Caroline Braga, Lígia Morais e Marina Spada

Sentaram-se à mesa de almoço em Paris, no dia 30 de novembro, 150 líderes mundiais que participariam das discussões de um novo acordo global do clima, na Conferência das Nações Unidas sobre Mudanças Climáticas. Durante a preparação do cardápio, Laurent Fabius, ministro francês das Relações Exteriores e presidente da COP 21, antecipava: “Será um almoço que fará jus à excelência ecológica e excelência gastronômica francesas”. Sobre a mesa, produtos locais, na maioria orgânicos. A Conferência, que se estendeu até o dia 12 de dezembro, firmou compromissos de redução da emissão de gases causadores do efeito estufa (GEE) – e a produção de alimentos é setor relevante a ser considerado.

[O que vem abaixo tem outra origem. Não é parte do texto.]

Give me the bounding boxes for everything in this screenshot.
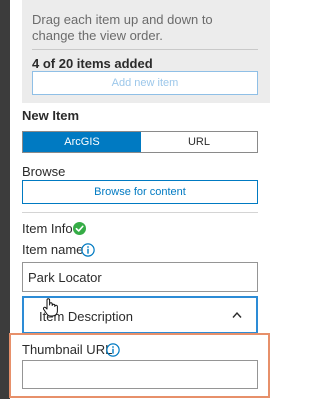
divider <box>32 49 258 50</box>
info-icon[interactable] <box>106 343 120 357</box>
order-info-box: Drag each item up and down to change the… <box>22 0 270 103</box>
thumbnail-url-input[interactable] <box>22 360 258 389</box>
chevron-up-icon[interactable] <box>232 311 242 319</box>
source-segmented-control: ArcGIS URL <box>22 131 258 153</box>
browse-label: Browse <box>22 164 66 179</box>
thumbnail-section: Thumbnail URL <box>9 333 270 398</box>
instructions-text: Drag each item up and down to change the… <box>32 12 213 43</box>
item-name-label: Item name <box>22 242 84 257</box>
item-info-label: Item Info <box>22 221 73 236</box>
segment-arcgis[interactable]: ArcGIS <box>23 132 141 152</box>
browse-for-content-button[interactable]: Browse for content <box>22 180 258 204</box>
check-circle-icon <box>73 222 86 235</box>
content-panel: Drag each item up and down to change the… <box>9 0 272 399</box>
item-name-input[interactable] <box>22 262 258 292</box>
thumbnail-url-label: Thumbnail URL <box>22 342 113 357</box>
section-divider <box>22 212 258 213</box>
items-count: 4 of 20 items added <box>32 56 153 71</box>
info-icon[interactable] <box>81 243 95 257</box>
hand-cursor-icon <box>42 298 58 317</box>
add-new-item-button[interactable]: Add new item <box>32 71 258 95</box>
new-item-title: New Item <box>22 108 80 123</box>
segment-url[interactable]: URL <box>141 132 257 152</box>
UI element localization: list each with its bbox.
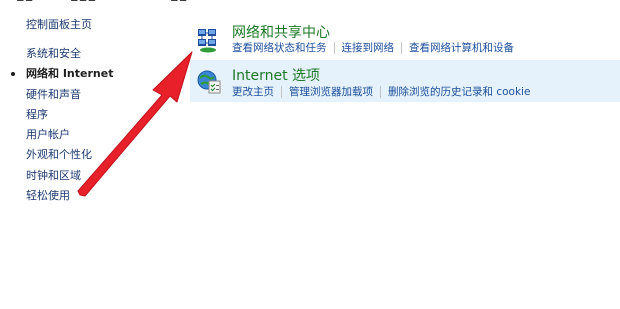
link-divider xyxy=(281,85,282,98)
change-homepage-link[interactable]: 更改主页 xyxy=(232,84,274,99)
sidebar-item-ease-of-access[interactable]: 轻松使用 xyxy=(26,186,113,206)
category-internet-options: Internet 选项 更改主页 管理浏览器加载项 删除浏览的历史记录和 coo… xyxy=(190,60,620,102)
sidebar-item-programs[interactable]: 程序 xyxy=(26,105,113,125)
link-divider xyxy=(380,85,381,98)
connect-to-network-link[interactable]: 连接到网络 xyxy=(342,40,395,55)
sidebar-item-network-internet[interactable]: 网络和 Internet xyxy=(11,64,114,84)
sidebar-item-hardware-sound[interactable]: 硬件和声音 xyxy=(26,85,113,105)
network-sharing-center-icon xyxy=(198,29,216,53)
view-network-computers-link[interactable]: 查看网络计算机和设备 xyxy=(409,40,514,55)
internet-options-icon xyxy=(197,70,221,94)
internet-options-links: 更改主页 管理浏览器加载项 删除浏览的历史记录和 cookie xyxy=(232,84,530,99)
sidebar: 控制面板主页 系统和安全 网络和 Internet 硬件和声音 程序 用户帐户 … xyxy=(0,0,170,309)
link-divider xyxy=(401,41,402,54)
network-sharing-title[interactable]: 网络和共享中心 xyxy=(232,22,330,42)
sidebar-home-link[interactable]: 控制面板主页 xyxy=(26,16,92,32)
link-divider xyxy=(333,41,335,54)
manage-addons-link[interactable]: 管理浏览器加载项 xyxy=(289,84,373,99)
delete-history-link[interactable]: 删除浏览的历史记录和 cookie xyxy=(388,84,530,99)
sidebar-item-system-security[interactable]: 系统和安全 xyxy=(26,44,113,64)
network-sharing-links: 查看网络状态和任务 连接到网络 查看网络计算机和设备 xyxy=(232,40,514,55)
sidebar-item-label: 网络和 Internet xyxy=(26,67,114,81)
sidebar-item-clock-region[interactable]: 时钟和区域 xyxy=(26,166,113,186)
sidebar-item-appearance[interactable]: 外观和个性化 xyxy=(26,145,113,165)
active-bullet-icon xyxy=(11,72,15,77)
sidebar-nav-list: 系统和安全 网络和 Internet 硬件和声音 程序 用户帐户 外观和个性化 … xyxy=(11,44,114,206)
internet-options-title[interactable]: Internet 选项 xyxy=(232,65,320,85)
view-network-status-link[interactable]: 查看网络状态和任务 xyxy=(232,40,327,55)
sidebar-item-user-accounts[interactable]: 用户帐户 xyxy=(26,125,113,145)
category-network-sharing: 网络和共享中心 查看网络状态和任务 连接到网络 查看网络计算机和设备 xyxy=(190,18,620,58)
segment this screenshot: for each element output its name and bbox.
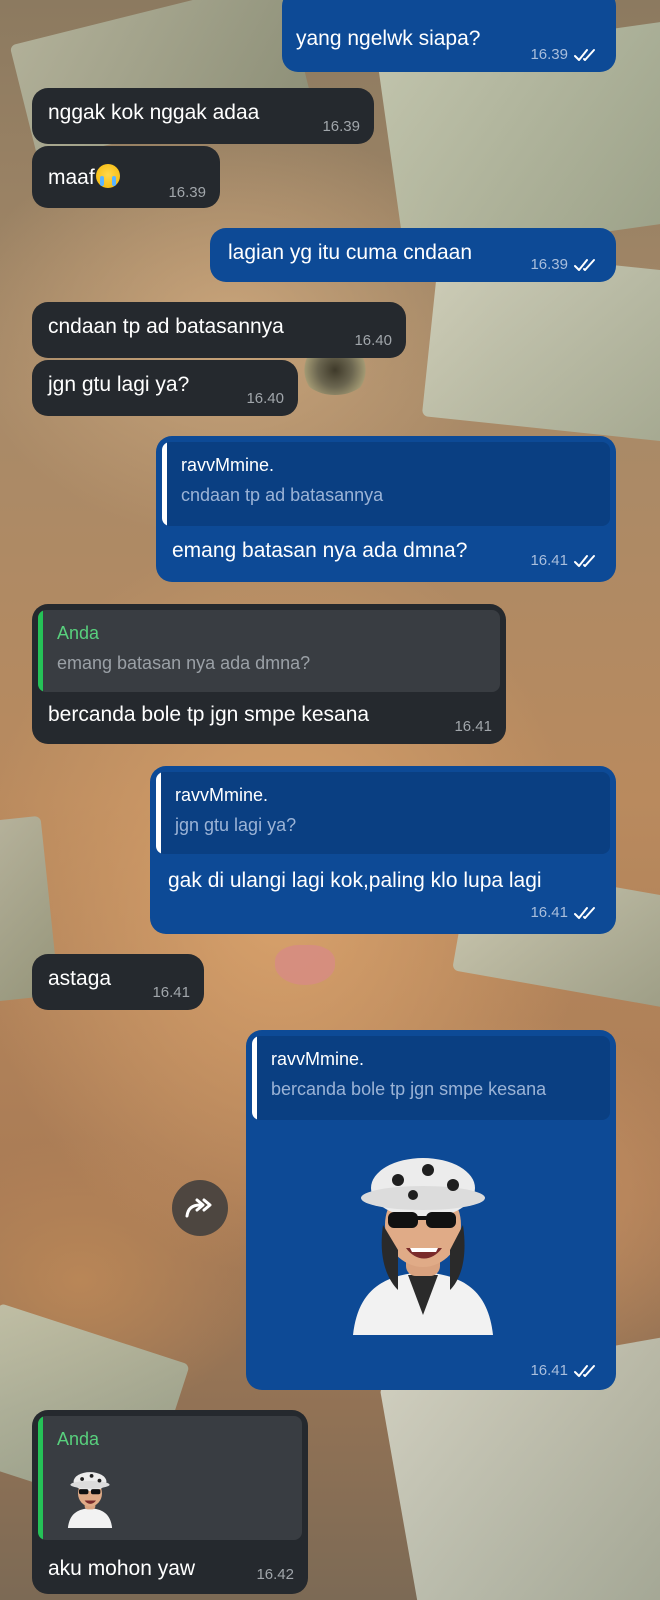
double-check-icon bbox=[574, 555, 595, 567]
message-time: 16.40 bbox=[354, 332, 392, 349]
message-time: 16.41 bbox=[530, 904, 568, 921]
quoted-reply[interactable]: ravvMmine. cndaan tp ad batasannya bbox=[162, 442, 610, 526]
message-meta: 16.39 bbox=[530, 46, 602, 64]
quote-accent-bar bbox=[252, 1036, 257, 1120]
message-bubble-outgoing[interactable]: lagian yg itu cuma cndaan 16.39 bbox=[210, 228, 616, 282]
message-meta: 16.41 bbox=[530, 1362, 602, 1380]
message-bubble-incoming[interactable]: astaga 16.41 bbox=[32, 954, 204, 1010]
message-time: 16.41 bbox=[530, 1362, 568, 1379]
message-time: 16.39 bbox=[322, 118, 360, 135]
quote-accent-bar bbox=[38, 610, 43, 692]
quoted-sender-name: ravvMmine. bbox=[181, 455, 275, 475]
message-meta: 16.39 bbox=[168, 184, 206, 202]
message-bubble-incoming[interactable]: maaf 16.39 bbox=[32, 146, 220, 208]
quote-accent-bar bbox=[156, 772, 161, 854]
quoted-text: emang batasan nya ada dmna? bbox=[57, 653, 311, 673]
quoted-text: cndaan tp ad batasannya bbox=[181, 485, 384, 505]
message-text: aku mohon yaw bbox=[48, 1557, 196, 1580]
message-bubble-outgoing[interactable]: ravvMmine. cndaan tp ad batasannya emang… bbox=[156, 436, 616, 582]
message-text: lagian yg itu cuma cndaan bbox=[228, 241, 472, 264]
message-time: 16.41 bbox=[152, 984, 190, 1001]
message-bubble-incoming[interactable]: Anda aku mohon yaw 16.42 bbox=[32, 1410, 308, 1594]
message-time: 16.41 bbox=[454, 718, 492, 735]
quoted-sender-name: Anda bbox=[57, 1429, 100, 1449]
crying-face-emoji-icon bbox=[95, 164, 120, 188]
message-text-row: maaf bbox=[48, 164, 120, 191]
quoted-text: bercanda bole tp jgn smpe kesana bbox=[271, 1079, 547, 1099]
message-time: 16.39 bbox=[168, 184, 206, 201]
message-bubble-incoming[interactable]: nggak kok nggak adaa 16.39 bbox=[32, 88, 374, 144]
message-bubble-incoming[interactable]: cndaan tp ad batasannya 16.40 bbox=[32, 302, 406, 358]
quoted-reply[interactable]: Anda emang batasan nya ada dmna? bbox=[38, 610, 500, 692]
quoted-sender-name: Anda bbox=[57, 623, 100, 643]
message-text: cndaan tp ad batasannya bbox=[48, 315, 284, 338]
quote-accent-bar bbox=[38, 1416, 43, 1540]
message-bubble-incoming[interactable]: Anda emang batasan nya ada dmna? bercand… bbox=[32, 604, 506, 744]
avatar-sticker[interactable] bbox=[328, 1140, 518, 1340]
quoted-reply[interactable]: ravvMmine. bercanda bole tp jgn smpe kes… bbox=[252, 1036, 610, 1120]
message-meta: 16.39 bbox=[322, 118, 360, 136]
message-bubble-outgoing[interactable]: ravvMmine. jgn gtu lagi ya? gak di ulang… bbox=[150, 766, 616, 934]
message-meta: 16.41 bbox=[454, 718, 492, 736]
message-meta: 16.41 bbox=[530, 552, 602, 570]
message-meta: 16.41 bbox=[152, 984, 190, 1002]
message-text: astaga bbox=[48, 967, 112, 990]
forward-icon bbox=[185, 1198, 212, 1218]
message-meta: 16.42 bbox=[256, 1566, 294, 1584]
message-meta: 16.41 bbox=[530, 904, 602, 922]
quoted-sender-name: ravvMmine. bbox=[271, 1049, 365, 1069]
double-check-icon bbox=[574, 259, 595, 271]
double-check-icon bbox=[574, 907, 595, 919]
quoted-sticker-thumbnail bbox=[67, 1472, 113, 1528]
wallpaper-cat-nose bbox=[275, 945, 335, 985]
message-bubble-incoming[interactable]: jgn gtu lagi ya? 16.40 bbox=[32, 360, 298, 416]
message-meta: 16.40 bbox=[246, 390, 284, 408]
message-text: yang ngelwk siapa? bbox=[296, 27, 481, 50]
quoted-text: jgn gtu lagi ya? bbox=[175, 815, 297, 835]
message-meta: 16.40 bbox=[354, 332, 392, 350]
message-meta: 16.39 bbox=[530, 256, 602, 274]
quoted-sender-name: ravvMmine. bbox=[175, 785, 269, 805]
message-text: bercanda bole tp jgn smpe kesana bbox=[48, 703, 370, 726]
message-time: 16.39 bbox=[530, 256, 568, 273]
message-time: 16.41 bbox=[530, 552, 568, 569]
message-bubble-outgoing[interactable]: ravvMmine. bercanda bole tp jgn smpe kes… bbox=[246, 1030, 616, 1390]
double-check-icon bbox=[574, 1365, 595, 1377]
message-text: nggak kok nggak adaa bbox=[48, 101, 260, 124]
quoted-reply[interactable]: Anda bbox=[38, 1416, 302, 1540]
message-text: gak di ulangi lagi kok,paling klo lupa l… bbox=[168, 869, 542, 892]
message-time: 16.40 bbox=[246, 390, 284, 407]
message-text: maaf bbox=[48, 166, 95, 189]
message-text: emang batasan nya ada dmna? bbox=[172, 539, 468, 562]
double-check-icon bbox=[574, 49, 595, 61]
message-time: 16.39 bbox=[530, 46, 568, 63]
message-text: jgn gtu lagi ya? bbox=[48, 373, 190, 396]
quote-accent-bar bbox=[162, 442, 167, 526]
message-bubble-outgoing[interactable]: yang ngelwk siapa? 16.39 bbox=[282, 0, 616, 72]
quoted-reply[interactable]: ravvMmine. jgn gtu lagi ya? bbox=[156, 772, 610, 854]
message-time: 16.42 bbox=[256, 1566, 294, 1583]
forward-button[interactable] bbox=[172, 1180, 228, 1236]
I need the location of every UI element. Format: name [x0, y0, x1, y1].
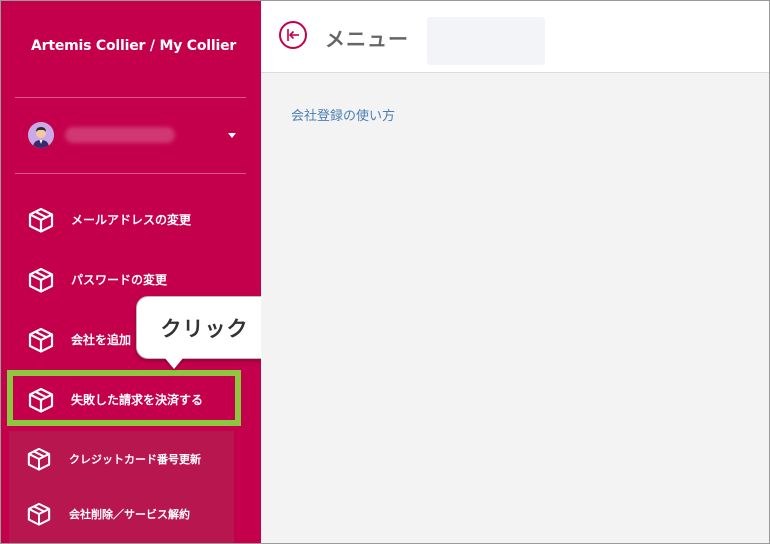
- avatar: [28, 122, 54, 148]
- brand-title: Artemis Collier / My Collier: [31, 38, 237, 54]
- box-icon: [28, 207, 54, 233]
- account-name-redacted: [65, 127, 175, 143]
- callout-text: クリック: [160, 317, 249, 341]
- arrow-left-bar-icon: [287, 29, 299, 41]
- box-icon: [27, 502, 51, 526]
- chevron-down-icon[interactable]: [228, 133, 236, 138]
- sidebar: Artemis Collier / My Collier メールアドレスの変更 …: [1, 1, 261, 543]
- help-link[interactable]: 会社登録の使い方: [291, 105, 395, 124]
- account-switcher[interactable]: [15, 107, 246, 165]
- highlight-frame: [7, 370, 241, 426]
- sidebar-item-change-email[interactable]: メールアドレスの変更: [1, 195, 261, 243]
- box-icon: [27, 447, 51, 471]
- main-content: メニュー 会社登録の使い方: [261, 1, 769, 543]
- header-placeholder: [427, 17, 545, 65]
- collapse-sidebar-button[interactable]: [279, 21, 307, 49]
- sidebar-divider: [15, 173, 246, 174]
- callout-tail: [164, 357, 184, 369]
- box-icon: [28, 327, 54, 353]
- sidebar-item-label: 会社削除／サービス解約: [69, 508, 190, 521]
- header: メニュー: [261, 1, 769, 73]
- sidebar-divider: [15, 97, 246, 98]
- sidebar-subitem-update-card[interactable]: クレジットカード番号更新: [1, 435, 261, 483]
- callout-bubble: クリック: [136, 296, 273, 359]
- box-icon: [28, 267, 54, 293]
- sidebar-item-label: 会社を追加: [71, 333, 132, 347]
- page-title: メニュー: [325, 27, 409, 51]
- sidebar-item-label: メールアドレスの変更: [71, 213, 192, 227]
- sidebar-item-label: パスワードの変更: [71, 273, 168, 287]
- app-window: Artemis Collier / My Collier メールアドレスの変更 …: [0, 0, 770, 544]
- sidebar-item-label: クレジットカード番号更新: [69, 453, 201, 466]
- sidebar-subitem-delete-company[interactable]: 会社削除／サービス解約: [1, 490, 261, 538]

O Brasil está entre os dez maiores emissores de gases estufa. Em agosto deste ano, o Observatório do Clima publicou relatório que indicava a agropecuária como diretamente responsável por 30% do total de emissões do país – sendo que, segundo o IBGE, o Brasil possui o segundo maior rebanho bovino do mundo, atrás apenas da Índia. Considerando o período de 1970 a 2013, as emissões do setor aumentaram 160%. Apesar do avanço econômico, esse crescimento, segundo a análise do Observatório, implica maior preocupação à respeito dos problemas ambientais causados pelo setor de produção animal – como a emissão de metano pelo gado, o uso de fertilizantes nitrogenados e o excesso de dióxido de carbono (CO2) liberado na atmosfera pelo desmatamento para expansão agrícola; além da poluição dos recursos hídricos, da degradação dos sistemas ambientais e da degradação do solo.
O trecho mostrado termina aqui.